Bright spots emerged. Enterprising Indonesians mixed their own hand sanitiser, and Bob Kelly – aka BBC Dad – had some helpful advice for those staring at a Zoom meeting working from home:

This will be a slog for the next several months, and my guess is that for all the convenience of telework, most people will enjoy going back to an office when this situation finally breaks.

Nick Bisley wondered at the future power dynamics in Asia. Mark Beeson asked what the crisis might hold for the vaunted international order?

Any of the big issues that collectively confront us – including climate change, economic disadvantage, and, of course, controlling pandemics – would seem to necessitate some form of institutionalised international collaboration.

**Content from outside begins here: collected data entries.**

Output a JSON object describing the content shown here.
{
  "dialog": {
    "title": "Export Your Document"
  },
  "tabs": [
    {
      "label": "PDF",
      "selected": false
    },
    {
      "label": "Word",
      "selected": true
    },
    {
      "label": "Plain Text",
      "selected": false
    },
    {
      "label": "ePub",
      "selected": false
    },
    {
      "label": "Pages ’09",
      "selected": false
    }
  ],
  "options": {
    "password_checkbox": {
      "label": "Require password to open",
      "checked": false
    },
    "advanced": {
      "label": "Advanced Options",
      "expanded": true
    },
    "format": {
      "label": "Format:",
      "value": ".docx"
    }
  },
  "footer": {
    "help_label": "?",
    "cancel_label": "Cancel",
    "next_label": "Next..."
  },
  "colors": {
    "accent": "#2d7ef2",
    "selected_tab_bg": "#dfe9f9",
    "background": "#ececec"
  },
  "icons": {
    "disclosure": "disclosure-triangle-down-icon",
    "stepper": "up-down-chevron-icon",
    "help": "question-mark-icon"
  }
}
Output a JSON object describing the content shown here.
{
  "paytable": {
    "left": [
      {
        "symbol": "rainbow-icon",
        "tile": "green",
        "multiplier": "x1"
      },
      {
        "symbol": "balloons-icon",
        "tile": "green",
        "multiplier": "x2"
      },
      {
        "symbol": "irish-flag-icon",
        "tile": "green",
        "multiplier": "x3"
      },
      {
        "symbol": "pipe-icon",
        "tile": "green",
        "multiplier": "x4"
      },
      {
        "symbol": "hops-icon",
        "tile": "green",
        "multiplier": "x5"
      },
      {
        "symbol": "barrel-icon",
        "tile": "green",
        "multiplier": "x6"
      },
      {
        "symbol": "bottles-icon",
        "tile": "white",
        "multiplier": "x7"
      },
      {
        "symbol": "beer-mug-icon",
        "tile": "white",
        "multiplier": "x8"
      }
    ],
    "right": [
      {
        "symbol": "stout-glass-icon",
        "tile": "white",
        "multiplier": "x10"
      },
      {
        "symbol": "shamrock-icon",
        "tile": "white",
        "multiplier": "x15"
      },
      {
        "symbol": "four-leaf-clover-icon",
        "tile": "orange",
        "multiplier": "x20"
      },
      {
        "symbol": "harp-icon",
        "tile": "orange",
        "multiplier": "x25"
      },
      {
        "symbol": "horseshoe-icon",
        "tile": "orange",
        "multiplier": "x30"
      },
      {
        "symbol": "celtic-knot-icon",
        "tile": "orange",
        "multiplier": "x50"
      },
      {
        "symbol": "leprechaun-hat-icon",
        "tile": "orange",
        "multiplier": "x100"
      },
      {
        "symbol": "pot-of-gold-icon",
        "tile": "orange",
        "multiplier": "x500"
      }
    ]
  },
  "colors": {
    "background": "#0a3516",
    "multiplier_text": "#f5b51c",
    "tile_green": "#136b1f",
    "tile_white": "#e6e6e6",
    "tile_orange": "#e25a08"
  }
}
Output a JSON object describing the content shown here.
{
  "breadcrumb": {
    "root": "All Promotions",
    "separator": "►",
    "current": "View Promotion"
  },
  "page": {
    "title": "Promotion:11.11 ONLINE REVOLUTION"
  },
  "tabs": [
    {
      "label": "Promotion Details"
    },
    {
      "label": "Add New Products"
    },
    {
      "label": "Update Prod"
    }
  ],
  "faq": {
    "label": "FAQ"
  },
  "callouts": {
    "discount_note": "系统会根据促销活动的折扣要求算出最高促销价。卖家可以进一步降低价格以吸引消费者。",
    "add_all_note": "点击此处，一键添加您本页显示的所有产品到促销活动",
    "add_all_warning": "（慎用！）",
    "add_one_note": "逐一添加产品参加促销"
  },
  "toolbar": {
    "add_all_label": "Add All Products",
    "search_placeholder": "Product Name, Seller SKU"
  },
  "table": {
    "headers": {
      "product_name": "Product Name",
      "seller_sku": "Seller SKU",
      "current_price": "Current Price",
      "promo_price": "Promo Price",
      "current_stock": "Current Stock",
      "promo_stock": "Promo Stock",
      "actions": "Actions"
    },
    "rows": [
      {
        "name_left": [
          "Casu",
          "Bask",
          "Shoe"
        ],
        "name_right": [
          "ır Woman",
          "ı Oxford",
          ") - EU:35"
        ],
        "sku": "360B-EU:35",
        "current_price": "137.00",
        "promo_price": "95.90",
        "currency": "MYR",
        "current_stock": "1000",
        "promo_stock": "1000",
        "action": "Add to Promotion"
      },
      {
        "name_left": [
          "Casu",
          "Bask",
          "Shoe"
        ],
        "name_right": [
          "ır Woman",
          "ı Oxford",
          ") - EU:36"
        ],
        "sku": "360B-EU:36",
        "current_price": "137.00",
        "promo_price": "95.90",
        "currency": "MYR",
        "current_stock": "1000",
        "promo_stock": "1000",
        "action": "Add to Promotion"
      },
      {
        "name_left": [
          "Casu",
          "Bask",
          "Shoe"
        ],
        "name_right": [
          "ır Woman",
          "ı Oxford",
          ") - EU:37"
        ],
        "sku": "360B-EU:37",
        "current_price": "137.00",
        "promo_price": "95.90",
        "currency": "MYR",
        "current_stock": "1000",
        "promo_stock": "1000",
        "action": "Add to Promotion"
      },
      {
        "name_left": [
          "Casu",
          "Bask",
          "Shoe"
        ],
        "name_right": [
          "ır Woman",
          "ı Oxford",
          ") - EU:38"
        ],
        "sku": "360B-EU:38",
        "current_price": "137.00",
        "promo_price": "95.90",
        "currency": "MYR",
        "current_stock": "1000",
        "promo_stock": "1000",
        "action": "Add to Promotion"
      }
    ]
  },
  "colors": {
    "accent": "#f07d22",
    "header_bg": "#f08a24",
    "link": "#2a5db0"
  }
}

Countries raced to develop vaccines while wrestling with the rights to privacy when tracing the virus spread. The future design of cities was questioned, we wondered about spies and the warning signs, protecting political leaders from the virus or whether they could strike a global bargain to do better next time?

Jennifer Hsu charted the growing power China’s Xi Jinping amid the pandemic, while Erin Hurley watched Donald Trump shrivel before the challenge. Meantime, Stephen Howes urged the world to remember those most vulnerable:

Covid-19 is hitting at a time when the number of displaced people is at its highest since the end of the Second World War. What if the virus takes hold in a massive refugee camp in Africa, the Middle East or Asia?

Should the world have been better prepared? Shahar Hameiri:

Used to financing and implementing limited interventions far from home, developed states’ governments were suddenly fighting huge contagions on the home front, for which they were often poorly prepared. And since very limited collective capacity had developed previously, their full focus immediately turned inwards, thus producing a fragmented, “zero-sum” response globally.

Or did the world overreact? Ramesh Thakur:

Health professionals are duty-bound to map the best- and worst-case scenarios. Governments bear the responsibility to balance health, economic and social policies. Once these are included in the decision calculus, the political and ethical justification for the hard suppression strategy is less obvious.

Perhaps, in the end, planning doesn’t matter. Gordon Peake and Christian Downie:

Magnified exponentially by these last few weeks, there seems something both absurd yet strangely comforting about feeling emboldened enough to guess a course for endpoints years away … [looking back] planning documents are proof-positive of that old Yogi Berra maxim that the most difficult thing to predict is the future.

Let’s see in 2021 if nature cares that humans can count in years.